In Boulder County our pensioners include many state employees at CU, federal workers at the Boulder Labs, and a select few with a defined benefit pension at IBM. Startups in Boulder? From the burrito mavens at EVOL to the email kings at SendGrid and the next-gen commercial lighting leader at Albeo Technologies, many are working hard on bringing the next Big Idea to the masses.
What do their employees share in common? They are completely misled by formulaic approaches designed to assign an appropriate investment strategy. You’ve seen the risk tolerance questionnaires passed out at the 401(k) annual review (or perhaps they have an app for that). First enter your age, and then answer questions such as “how comfortable are you investing in the stock market?” and “are you willing to accept more risk for higher returns?” Out pops an allocation recommendation. You may even skip that modest step by picking an investment such as “Target Fund 2030.”

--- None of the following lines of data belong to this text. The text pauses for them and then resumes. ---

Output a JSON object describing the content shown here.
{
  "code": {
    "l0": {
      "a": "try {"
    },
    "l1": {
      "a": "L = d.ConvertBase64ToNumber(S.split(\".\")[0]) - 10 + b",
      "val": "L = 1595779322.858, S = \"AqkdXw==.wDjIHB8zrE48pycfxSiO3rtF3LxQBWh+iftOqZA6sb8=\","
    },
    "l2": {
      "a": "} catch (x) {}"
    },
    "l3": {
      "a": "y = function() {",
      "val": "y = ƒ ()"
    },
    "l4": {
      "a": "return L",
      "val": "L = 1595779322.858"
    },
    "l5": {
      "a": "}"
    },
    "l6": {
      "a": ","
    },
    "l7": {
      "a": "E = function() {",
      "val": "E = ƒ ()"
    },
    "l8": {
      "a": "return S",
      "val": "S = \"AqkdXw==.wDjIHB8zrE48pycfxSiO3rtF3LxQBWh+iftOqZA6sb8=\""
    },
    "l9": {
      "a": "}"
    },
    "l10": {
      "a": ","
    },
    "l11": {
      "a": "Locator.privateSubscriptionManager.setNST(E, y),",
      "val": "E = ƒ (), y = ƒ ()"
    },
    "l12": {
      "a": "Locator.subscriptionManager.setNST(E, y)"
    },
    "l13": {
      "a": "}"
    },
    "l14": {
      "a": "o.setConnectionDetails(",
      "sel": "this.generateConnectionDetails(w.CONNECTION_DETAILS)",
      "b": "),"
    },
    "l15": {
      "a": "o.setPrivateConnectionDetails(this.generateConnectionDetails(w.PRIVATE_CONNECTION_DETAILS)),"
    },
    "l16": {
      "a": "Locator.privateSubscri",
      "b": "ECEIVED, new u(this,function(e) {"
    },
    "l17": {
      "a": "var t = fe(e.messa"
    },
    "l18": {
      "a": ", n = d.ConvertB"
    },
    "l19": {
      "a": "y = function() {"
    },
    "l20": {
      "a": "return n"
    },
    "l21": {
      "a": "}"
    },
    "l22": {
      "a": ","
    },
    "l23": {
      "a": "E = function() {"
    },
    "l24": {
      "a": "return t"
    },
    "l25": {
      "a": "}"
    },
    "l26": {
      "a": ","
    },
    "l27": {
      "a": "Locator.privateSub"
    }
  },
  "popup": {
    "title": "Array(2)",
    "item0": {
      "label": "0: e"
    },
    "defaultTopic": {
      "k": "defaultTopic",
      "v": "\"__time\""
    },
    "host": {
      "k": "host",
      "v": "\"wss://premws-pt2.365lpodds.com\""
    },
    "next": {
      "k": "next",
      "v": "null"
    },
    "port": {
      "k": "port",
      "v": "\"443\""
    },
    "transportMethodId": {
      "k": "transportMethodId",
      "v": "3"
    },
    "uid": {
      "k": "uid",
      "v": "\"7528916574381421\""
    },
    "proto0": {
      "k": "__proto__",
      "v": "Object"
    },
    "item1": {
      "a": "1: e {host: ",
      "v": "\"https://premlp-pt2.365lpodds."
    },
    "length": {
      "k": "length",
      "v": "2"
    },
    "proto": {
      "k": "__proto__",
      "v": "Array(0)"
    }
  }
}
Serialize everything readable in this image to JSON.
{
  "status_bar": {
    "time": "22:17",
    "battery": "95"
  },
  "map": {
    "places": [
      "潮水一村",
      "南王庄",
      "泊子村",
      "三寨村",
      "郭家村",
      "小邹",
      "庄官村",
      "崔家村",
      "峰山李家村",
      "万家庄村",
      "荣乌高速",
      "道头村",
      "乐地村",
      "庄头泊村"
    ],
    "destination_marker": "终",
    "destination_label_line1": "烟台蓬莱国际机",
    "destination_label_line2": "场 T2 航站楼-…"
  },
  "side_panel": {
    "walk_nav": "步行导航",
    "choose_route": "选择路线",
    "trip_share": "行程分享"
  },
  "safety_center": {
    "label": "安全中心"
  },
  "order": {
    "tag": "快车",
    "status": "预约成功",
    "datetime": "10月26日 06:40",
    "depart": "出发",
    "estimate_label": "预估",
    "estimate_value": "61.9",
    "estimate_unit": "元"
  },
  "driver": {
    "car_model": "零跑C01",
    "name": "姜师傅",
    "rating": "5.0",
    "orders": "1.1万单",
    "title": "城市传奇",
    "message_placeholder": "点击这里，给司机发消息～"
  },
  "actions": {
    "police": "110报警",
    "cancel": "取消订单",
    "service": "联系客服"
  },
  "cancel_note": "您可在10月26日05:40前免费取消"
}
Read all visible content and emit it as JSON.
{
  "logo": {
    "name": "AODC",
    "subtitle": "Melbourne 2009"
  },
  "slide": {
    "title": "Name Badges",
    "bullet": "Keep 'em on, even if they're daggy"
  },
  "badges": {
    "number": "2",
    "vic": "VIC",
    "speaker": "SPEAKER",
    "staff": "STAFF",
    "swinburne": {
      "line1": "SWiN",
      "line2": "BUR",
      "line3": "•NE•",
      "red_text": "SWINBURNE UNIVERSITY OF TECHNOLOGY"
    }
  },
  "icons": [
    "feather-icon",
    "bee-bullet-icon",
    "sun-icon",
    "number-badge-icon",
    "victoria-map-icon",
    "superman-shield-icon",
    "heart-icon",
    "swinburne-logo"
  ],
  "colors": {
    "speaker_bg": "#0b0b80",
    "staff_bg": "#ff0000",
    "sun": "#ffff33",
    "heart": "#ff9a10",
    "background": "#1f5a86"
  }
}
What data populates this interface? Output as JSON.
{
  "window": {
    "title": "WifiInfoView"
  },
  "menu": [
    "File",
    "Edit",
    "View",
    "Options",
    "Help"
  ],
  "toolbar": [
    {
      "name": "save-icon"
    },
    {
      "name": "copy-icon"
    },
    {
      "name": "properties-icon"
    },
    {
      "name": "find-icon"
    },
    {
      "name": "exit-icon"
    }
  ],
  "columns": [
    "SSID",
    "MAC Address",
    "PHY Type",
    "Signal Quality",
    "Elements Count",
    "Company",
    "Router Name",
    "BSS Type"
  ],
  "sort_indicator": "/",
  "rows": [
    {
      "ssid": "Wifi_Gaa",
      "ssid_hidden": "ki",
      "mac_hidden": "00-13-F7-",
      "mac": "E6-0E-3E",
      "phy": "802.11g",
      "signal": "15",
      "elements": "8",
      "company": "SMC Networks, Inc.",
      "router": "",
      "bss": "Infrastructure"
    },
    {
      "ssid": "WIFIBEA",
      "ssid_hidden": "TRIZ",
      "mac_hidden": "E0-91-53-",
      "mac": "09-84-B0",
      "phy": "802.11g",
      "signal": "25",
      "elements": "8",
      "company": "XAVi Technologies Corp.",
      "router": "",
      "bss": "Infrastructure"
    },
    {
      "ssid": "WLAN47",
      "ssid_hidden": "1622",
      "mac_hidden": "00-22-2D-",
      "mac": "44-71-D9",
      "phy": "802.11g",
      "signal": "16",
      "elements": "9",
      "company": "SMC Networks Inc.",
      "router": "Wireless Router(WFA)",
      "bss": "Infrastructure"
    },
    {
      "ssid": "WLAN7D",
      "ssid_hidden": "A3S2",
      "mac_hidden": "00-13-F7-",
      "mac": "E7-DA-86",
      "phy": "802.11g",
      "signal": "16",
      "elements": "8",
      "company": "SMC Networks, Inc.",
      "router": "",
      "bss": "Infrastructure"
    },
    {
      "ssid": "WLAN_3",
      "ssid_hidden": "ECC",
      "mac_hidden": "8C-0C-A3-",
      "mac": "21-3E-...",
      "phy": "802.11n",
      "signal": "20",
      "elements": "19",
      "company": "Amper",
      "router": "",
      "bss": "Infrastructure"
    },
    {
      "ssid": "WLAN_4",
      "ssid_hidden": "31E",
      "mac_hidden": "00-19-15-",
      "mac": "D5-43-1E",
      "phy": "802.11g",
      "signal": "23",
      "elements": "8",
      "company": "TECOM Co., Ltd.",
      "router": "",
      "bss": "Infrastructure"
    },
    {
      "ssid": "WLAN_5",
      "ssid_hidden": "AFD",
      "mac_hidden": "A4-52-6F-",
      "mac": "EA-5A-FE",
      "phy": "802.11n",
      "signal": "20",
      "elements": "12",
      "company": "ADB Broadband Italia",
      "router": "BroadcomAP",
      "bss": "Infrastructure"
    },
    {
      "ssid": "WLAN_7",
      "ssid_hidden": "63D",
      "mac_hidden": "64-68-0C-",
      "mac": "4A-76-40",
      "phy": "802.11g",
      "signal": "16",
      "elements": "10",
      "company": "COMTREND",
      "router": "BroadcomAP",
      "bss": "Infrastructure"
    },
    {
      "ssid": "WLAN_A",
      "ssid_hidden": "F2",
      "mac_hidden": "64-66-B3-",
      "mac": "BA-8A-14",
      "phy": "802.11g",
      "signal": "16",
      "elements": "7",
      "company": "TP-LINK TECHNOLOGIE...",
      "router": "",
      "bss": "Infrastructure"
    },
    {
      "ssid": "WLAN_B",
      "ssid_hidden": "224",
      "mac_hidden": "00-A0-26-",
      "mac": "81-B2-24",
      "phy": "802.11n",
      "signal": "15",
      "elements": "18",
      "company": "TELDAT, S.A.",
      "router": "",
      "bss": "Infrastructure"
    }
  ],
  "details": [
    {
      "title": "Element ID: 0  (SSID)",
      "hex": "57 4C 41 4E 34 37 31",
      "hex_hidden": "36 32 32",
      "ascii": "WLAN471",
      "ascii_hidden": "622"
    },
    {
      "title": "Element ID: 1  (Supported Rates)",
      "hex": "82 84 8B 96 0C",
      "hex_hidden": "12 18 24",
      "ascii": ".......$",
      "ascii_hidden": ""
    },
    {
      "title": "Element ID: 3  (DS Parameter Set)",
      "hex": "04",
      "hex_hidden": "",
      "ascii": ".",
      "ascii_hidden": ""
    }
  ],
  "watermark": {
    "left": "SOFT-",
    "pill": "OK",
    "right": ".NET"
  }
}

This conclusion can mislead future pensioners and entrepreneurs alike. Imagine you have five years until retirement with the state government under a PERA defined benefit pension. You may be eligible for $50,000 in annual payments. Your spouse will receive $30,000 a year in Social Security. Your house is paid off and you live on about $4,500 a month. You also have saved $700,000 in retirement and other accounts. The formulas will recommend from 30 to 60 percent in stocks (these questionnaires often disagree). But they won’t delve into your purpose for those assets. Realize that if your pension and Social Security will pay you more per month than you spend, then you may need to acquire some costly habits or begin a strategy to maximize gifting and a bequest to your children.
Conversely successful entrepreneurs and startup workers can have a high but uncertain payoff. Ironically, they may be more risk averse and may be less able to accept the consequences of a market downturn with an aggressive portfolio. Or they may have already reached financial independence and thus don’t need to take much risk to achieve their retirement spending goals. Those in the financial industry know this as the Barbell Strategy in that so much risk is taken in their profession, that they take very little risk with their outside investments.
If you’re a pensioner, a startup executive, or simply have considerations that go outside the norm, at the least you should use a more sophisticated application such as financialengines.com. Consider working with a qualified financial planner who focuses on your personal situation rather than putting you in a target retirement box.
After big moves up and down throughout last quarter, the Laid Back Portfolio ended down 0.4 percent for the quarter including fees, with the S&P 500 decreasing 0.4 percent and the Aggregate Bond Index up 0.2 percent. Who would think that in the year of the fiscal cliff, Eurozone antics, and Superstorm Sandy, that Laid Back would earn 10.2 percent for the year? If you thought international and in particular Greek equity markets were a bad place to be last year, you missed a 33 percent increase in the Athens index. Call that one? Opa!